Me subo a la camilla de masaje y, después de haber desenroscado el aplique de plástico blanco que hay encima de la bombilla, quito la lámpara de cristal rosa. Luego, con un amplio movimiento rotatorio del brazo, la estampo con todas mis fuerzas contra la ventana. La lámpara se rompe en pedazos. Bajo de la camilla, corro hacia el montón de cristales y escojo el trozo más afilado. Me planteo la posibilidad de utilizarlo para suicidarme, pero descarto la idea de inmediato; si lo que quiero es morir, le habría podido mentir a William Markes y dejar que me disparara… Habría sido mucho más sencillo.
Empleando la punta más afilada del triángulo de cristal rosa, empiezo a cortar con mucho cuidado el precinto de goma gris de la parte superior de la ventana. Noto pinchazos en las plantas de los pies. Dejo lo que estoy haciendo para examinarlas y veo que están sangrando: me he clavado algunos trocitos de cristal. Trato de no pensar en el dolor y sigo cortando el precinto. Me da igual el tiempo que tarde. No pienso parar. Me pasaré el resto de mi vida cortando el ángulo de esta ventana.
Después de lo que me parecen horas, logro hacer saltar un trozo de goma con mi improvisado punzón. ¡Sí! Dejo el trozo de cristal en el suelo, agarro la goma y tiro de ella con todas mis fuerzas. La tira cede y el cristal de la ventana se mueve ligeramente. He conseguido que ceda el precinto.
Estoy demasiado exhausta para romper nada. Empujo la camilla de masaje y me dispongo a desenroscar la pata metálica del medio, girándola en sentido contrario al de las agujas del reloj. Se resiste, y me lleva un poco de tiempo. Canto en voz baja: «Annie Manzana dice “Aah”, dice “Aah”, dice “Aah”». Es la canción del alfabeto que Zoe ha aprendido en la guardería. Cuando llegue a la zeta, ya habré terminado, me digo. Seré libre. «Annie Manzana dice “Aah”, y es del señor A. Ben Bota dice “Bah”, dice “Bah”, dice “Bah” y va botando hasta su casa. Charlie Canario…».

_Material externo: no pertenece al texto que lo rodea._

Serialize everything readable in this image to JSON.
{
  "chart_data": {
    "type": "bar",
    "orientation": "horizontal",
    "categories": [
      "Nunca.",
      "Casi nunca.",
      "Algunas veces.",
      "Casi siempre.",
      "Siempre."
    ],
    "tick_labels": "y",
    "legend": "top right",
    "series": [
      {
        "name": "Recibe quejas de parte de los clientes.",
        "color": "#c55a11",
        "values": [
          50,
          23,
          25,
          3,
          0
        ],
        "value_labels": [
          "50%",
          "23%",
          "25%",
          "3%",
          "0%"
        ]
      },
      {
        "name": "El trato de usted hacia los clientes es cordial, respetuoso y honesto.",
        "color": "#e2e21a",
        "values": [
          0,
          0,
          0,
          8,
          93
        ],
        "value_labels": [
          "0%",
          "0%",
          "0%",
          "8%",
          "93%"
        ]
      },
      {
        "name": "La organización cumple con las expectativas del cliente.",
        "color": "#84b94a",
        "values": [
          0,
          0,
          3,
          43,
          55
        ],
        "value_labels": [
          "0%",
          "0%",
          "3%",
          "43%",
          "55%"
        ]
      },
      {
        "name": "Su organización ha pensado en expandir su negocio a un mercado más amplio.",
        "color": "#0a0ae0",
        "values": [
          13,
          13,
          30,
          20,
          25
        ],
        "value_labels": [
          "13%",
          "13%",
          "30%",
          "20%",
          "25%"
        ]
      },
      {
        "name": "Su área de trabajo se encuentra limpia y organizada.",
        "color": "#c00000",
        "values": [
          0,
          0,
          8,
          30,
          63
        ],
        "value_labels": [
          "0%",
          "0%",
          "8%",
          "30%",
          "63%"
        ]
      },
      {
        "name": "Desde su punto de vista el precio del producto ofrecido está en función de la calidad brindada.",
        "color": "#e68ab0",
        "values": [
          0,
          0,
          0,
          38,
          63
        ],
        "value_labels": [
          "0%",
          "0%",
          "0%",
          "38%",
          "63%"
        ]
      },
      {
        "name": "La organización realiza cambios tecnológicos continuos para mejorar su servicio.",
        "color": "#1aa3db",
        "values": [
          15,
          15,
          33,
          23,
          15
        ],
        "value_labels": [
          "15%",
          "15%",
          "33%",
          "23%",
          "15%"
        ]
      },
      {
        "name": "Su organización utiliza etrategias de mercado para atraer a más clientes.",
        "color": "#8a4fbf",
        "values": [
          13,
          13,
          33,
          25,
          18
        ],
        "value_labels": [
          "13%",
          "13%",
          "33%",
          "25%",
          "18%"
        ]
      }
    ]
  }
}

Lo he conseguido. En mi mano tengo la pata metálica. Está hueca, pero es bastante pesada. Tiene que servir.
Corriendo desde la otra punta de la habitación, golpeo la parte central de la ventana con la pata metálica. El cristal se rompe. Se resquebraja y luego cae como si fuera un montón de confetis traslúcidos.
Me cuelgo el bolso del hombro, dispuesta a salir.